In the decision of Maxwell v Highway Haulers Pty Ltd the High Court has endorsed a broader interpretation of s54(1) of the Insurance Contracts Act 1984. Insurers now have fewer grounds on which to deny coverage on the basis of an insured’s breach of the policy.
Section 54 denies an insurer the right to refuse to pay a claim due to an act or omission of an insured after the policy is in place except to the extent that the act or omission prejudices the insurer’s interest.
The Maxwell case involved an insurance claim where the insurance policy required, as a condition of coverage, that truck drivers working for the insured achieve a certain score in a driving test. In the two accidents the subject of the case the drivers in each accident had not achieved the required score. The insurer denied coverage on that basis.
The Queensland Court of Appeal decision of Johnson v Triple C Furniture & Electrical Pty Ltd upheld the refusal of a similar claim where a pilot had not completed a required training session before a flight.

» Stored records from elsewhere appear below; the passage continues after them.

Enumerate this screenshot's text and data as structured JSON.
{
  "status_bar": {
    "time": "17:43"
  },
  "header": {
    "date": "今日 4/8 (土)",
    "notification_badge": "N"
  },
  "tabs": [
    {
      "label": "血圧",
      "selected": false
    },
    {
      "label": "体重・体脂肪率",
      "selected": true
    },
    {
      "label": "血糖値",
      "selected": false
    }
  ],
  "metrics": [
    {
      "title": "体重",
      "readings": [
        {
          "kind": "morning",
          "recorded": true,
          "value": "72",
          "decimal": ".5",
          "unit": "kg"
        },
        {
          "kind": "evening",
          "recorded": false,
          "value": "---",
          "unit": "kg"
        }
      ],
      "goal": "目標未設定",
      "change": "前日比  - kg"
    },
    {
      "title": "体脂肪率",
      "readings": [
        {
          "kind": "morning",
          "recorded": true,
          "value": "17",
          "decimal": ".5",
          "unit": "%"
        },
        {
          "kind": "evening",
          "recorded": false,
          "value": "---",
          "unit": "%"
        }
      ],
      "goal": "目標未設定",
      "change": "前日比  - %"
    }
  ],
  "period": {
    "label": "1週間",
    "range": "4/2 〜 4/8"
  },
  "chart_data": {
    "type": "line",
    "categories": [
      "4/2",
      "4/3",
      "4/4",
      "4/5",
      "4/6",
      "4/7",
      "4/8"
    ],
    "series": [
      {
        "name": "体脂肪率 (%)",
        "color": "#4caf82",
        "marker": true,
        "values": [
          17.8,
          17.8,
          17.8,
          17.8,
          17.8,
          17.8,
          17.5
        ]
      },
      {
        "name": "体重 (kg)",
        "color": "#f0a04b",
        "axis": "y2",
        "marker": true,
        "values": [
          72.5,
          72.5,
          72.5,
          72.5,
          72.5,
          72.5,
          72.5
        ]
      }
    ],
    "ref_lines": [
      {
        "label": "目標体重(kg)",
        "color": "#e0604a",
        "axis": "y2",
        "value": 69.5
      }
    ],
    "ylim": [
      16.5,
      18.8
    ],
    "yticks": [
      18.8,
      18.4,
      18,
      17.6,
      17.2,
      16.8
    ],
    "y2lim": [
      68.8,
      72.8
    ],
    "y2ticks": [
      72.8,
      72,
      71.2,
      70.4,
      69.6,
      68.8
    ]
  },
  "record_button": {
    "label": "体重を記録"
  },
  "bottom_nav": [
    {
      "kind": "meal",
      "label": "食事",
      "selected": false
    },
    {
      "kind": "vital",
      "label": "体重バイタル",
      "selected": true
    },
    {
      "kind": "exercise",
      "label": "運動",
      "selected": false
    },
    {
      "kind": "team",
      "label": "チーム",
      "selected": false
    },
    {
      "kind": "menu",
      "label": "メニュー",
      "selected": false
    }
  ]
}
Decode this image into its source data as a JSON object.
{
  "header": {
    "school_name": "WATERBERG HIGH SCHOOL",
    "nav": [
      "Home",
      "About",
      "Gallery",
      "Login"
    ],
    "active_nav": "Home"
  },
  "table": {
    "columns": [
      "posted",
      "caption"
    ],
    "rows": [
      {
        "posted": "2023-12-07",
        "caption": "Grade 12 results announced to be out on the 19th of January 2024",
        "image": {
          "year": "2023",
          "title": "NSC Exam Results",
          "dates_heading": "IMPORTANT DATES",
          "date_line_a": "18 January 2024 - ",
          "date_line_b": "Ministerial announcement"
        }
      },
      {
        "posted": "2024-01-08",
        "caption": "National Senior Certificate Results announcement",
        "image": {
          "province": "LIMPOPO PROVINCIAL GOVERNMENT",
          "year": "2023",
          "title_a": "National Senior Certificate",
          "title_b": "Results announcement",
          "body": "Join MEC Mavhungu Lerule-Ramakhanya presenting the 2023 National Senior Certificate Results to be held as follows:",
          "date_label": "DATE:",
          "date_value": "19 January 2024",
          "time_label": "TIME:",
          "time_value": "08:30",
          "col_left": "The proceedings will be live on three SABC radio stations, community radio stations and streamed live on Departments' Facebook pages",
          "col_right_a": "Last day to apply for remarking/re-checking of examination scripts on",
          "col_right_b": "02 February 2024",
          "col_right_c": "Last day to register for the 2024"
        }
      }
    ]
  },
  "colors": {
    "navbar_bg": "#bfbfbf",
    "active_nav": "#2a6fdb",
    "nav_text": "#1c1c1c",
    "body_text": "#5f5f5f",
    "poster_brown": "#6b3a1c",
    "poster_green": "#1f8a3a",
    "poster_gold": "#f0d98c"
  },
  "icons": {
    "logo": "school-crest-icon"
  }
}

However, the High Court has now indicated that decision is not to be followed and implicitly preferred the approach seen in the New South Wales Court of Appeal case of Prepaid Services Pty Ltd & Ors v Atradius Credit Insurance NV.
The insurer ultimately had to pay despite the insured having breached its obligation under the insurance policy.
The decision gives insured parties, including insolvency practitioner’s seeking to recover insurance proceeds, greater scope to challenging the rejection of claims by insurers. Much will depend on the facts of each case.